Ma bando alle ciance!
Il primo articolo con cui intendo dare il via alle danze, è tratto da "Storia delle idee e delle credenze religiose. Vol. I" del grande storico delle religioni romeno Mircea Eliade. Oggi, nell'antico calendario Romano, si sarebbero celebrati gli Opalia, in onore della dea Opi, archetipo dell'abbondanza e della ricchezza terrestre, connessa col dio Saturno, colui che insegnò l'agricoltura agli antichi abitanti della penisola ed instaurò l'età dell'oro. E dunque, in un così fausto giorno, con questo articolo voglio anche rendere i dovuti onori a tutte le donne che dedicano la loro vita all'Ars Agriculturae.
Buona lettura.

"La donna e la vegetazione. Spazio sacro e rinnovamento periodico del Mondo."
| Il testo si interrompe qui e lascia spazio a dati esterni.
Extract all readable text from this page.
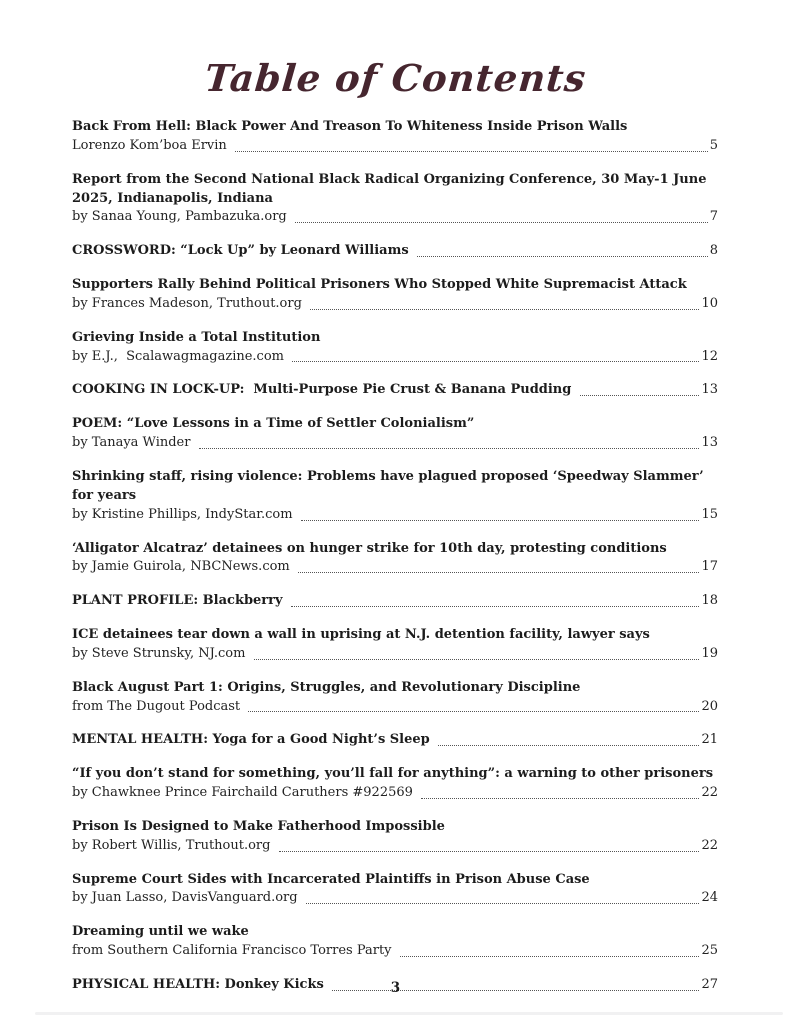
Table of Contents
Back From Hell: Black Power And Treason To Whiteness Inside Prison Walls
Lorenzo Kom’boa Ervin	5
Report from the Second National Black Radical Organizing Conference, 30 May-1 June 2025, Indianapolis, Indiana
by Sanaa Young, Pambazuka.org	7
CROSSWORD: “Lock Up” by Leonard Williams	8
Supporters Rally Behind Political Prisoners Who Stopped White Supremacist Attack
by Frances Madeson, Truthout.org	10
Grieving Inside a Total Institution
by E.J.,  Scalawagmagazine.com	12
COOKING IN LOCK-UP:  Multi-Purpose Pie Crust & Banana Pudding	13
POEM: “Love Lessons in a Time of Settler Colonialism”
by Tanaya Winder	13
Shrinking staff, rising violence: Problems have plagued proposed ‘Speedway Slammer’ for years
by Kristine Phillips, IndyStar.com	15
‘Alligator Alcatraz’ detainees on hunger strike for 10th day, protesting conditions
by Jamie Guirola, NBCNews.com	17
PLANT PROFILE: Blackberry	18
ICE detainees tear down a wall in uprising at N.J. detention facility, lawyer says
by Steve Strunsky, NJ.com	19
Black August Part 1: Origins, Struggles, and Revolutionary Discipline
from The Dugout Podcast	20
MENTAL HEALTH: Yoga for a Good Night’s Sleep	21
“If you don’t stand for something, you’ll fall for anything”: a warning to other prisoners
by Chawknee Prince Fairchaild Caruthers #922569	22
Prison Is Designed to Make Fatherhood Impossible
by Robert Willis, Truthout.org	22
Supreme Court Sides with Incarcerated Plaintiffs in Prison Abuse Case
by Juan Lasso, DavisVanguard.org	24
Dreaming until we wake
from Southern California Francisco Torres Party	25
PHYSICAL HEALTH: Donkey Kicks	27
3
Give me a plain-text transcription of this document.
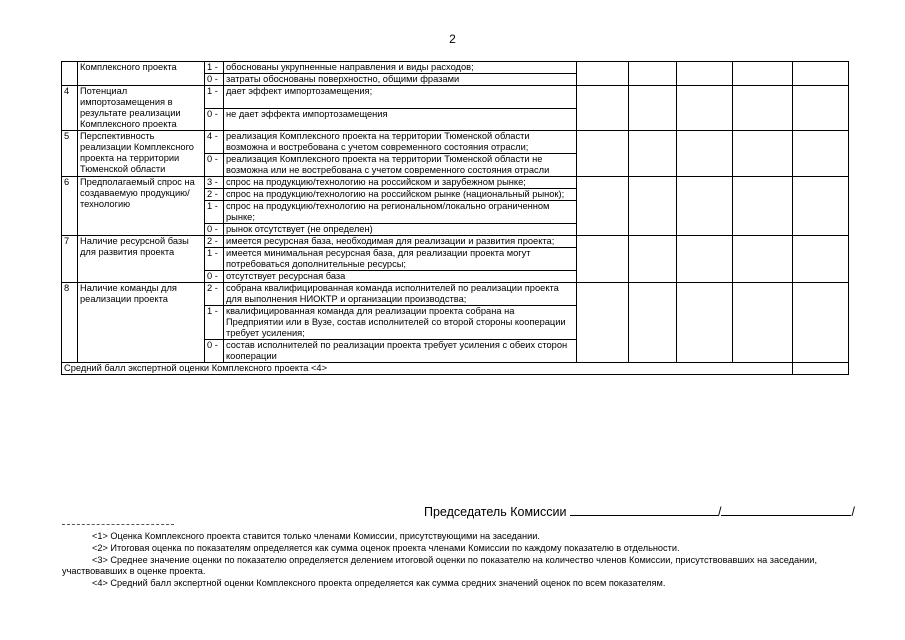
2
	Комплексного проекта	1 -	обоснованы укрупненные направления и виды расходов;					
		0 -	затраты обоснованы поверхностно, общими фразами					
4	Потенциал импортозамещения в результате реализации Комплексного проекта	1 -	дает эффект импортозамещения;					
		0 -	не дает эффекта импортозамещения					
5	Перспективность реализации Комплексного проекта на территории Тюменской области	4 -	реализация Комплексного проекта на территории Тюменской области возможна и востребована с учетом современного состояния отрасли;					
		0 -	реализация Комплексного проекта на территории Тюменской области не возможна или не востребована с учетом современного состояния отрасли					
6	Предполагаемый спрос на создаваемую продукцию/технологию	3 -	спрос на продукцию/технологию на российском и зарубежном рынке;					
		2 -	спрос на продукцию/технологию на российском рынке (национальный рынок);					
		1 -	спрос на продукцию/технологию на региональном/локально ограниченном рынке;					
		0 -	рынок отсутствует (не определен)					
7	Наличие ресурсной базы для развития проекта	2 -	имеется ресурсная база, необходимая для реализации и развития проекта;					
		1 -	имеется минимальная ресурсная база, для реализации проекта могут потребоваться дополнительные ресурсы;					
		0 -	отсутствует ресурсная база					
8	Наличие команды для реализации проекта	2 -	собрана квалифицированная команда исполнителей по реализации проекта для выполнения НИОКТР и организации производства;					
		1 -	квалифицированная команда для реализации проекта собрана на Предприятии или в Вузе, состав исполнителей со второй стороны кооперации требует усиления;					
		0 -	состав исполнителей по реализации проекта требует усиления с обеих сторон кооперации					
Средний балл экспертной оценки Комплексного проекта <4>								
Председатель Комиссии	/	/

<1> Оценка Комплексного проекта ставится только членами Комиссии, присутствующими на заседании.

<2> Итоговая оценка по показателям определяется как сумма оценок проекта членами Комиссии по каждому показателю в отдельности.

<3> Среднее значение оценки по показателю определяется делением итоговой оценки по показателю на количество членов Комиссии, присутствовавших на заседании, участвовавших в оценке проекта.

<4> Средний балл экспертной оценки Комплексного проекта определяется как сумма средних значений оценок по всем показателям.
<< La prima e forse la più importante conseguenza della scoperta dell'agricoltura, suscita una crisi nei valori dei cacciatori paleolitici: le relazioni d'ordine religioso con il mondo animale sono sotituite da quella che possiamo chiamare solidarietà mistica fra l'uomo e la vegetazione. Se fino a quel momento l'essenza e la sacralità della vita erano state rappresentate dall'osso e dal sangue, ora lo saranno dallo sperma e dal sangue. Inoltre, la donna e la sacralità femminile vengono in primo piano. Avendo svolto una parte decisiva nella domensticazione delle piante, le donne divengono proprietarie dei campi coltivati: ciò eleva la loro posizione sociale e crea istituiti caratteristici, come per esempio la matrilocazione: l'obbligo per il marito di abitare nella casa della moglie.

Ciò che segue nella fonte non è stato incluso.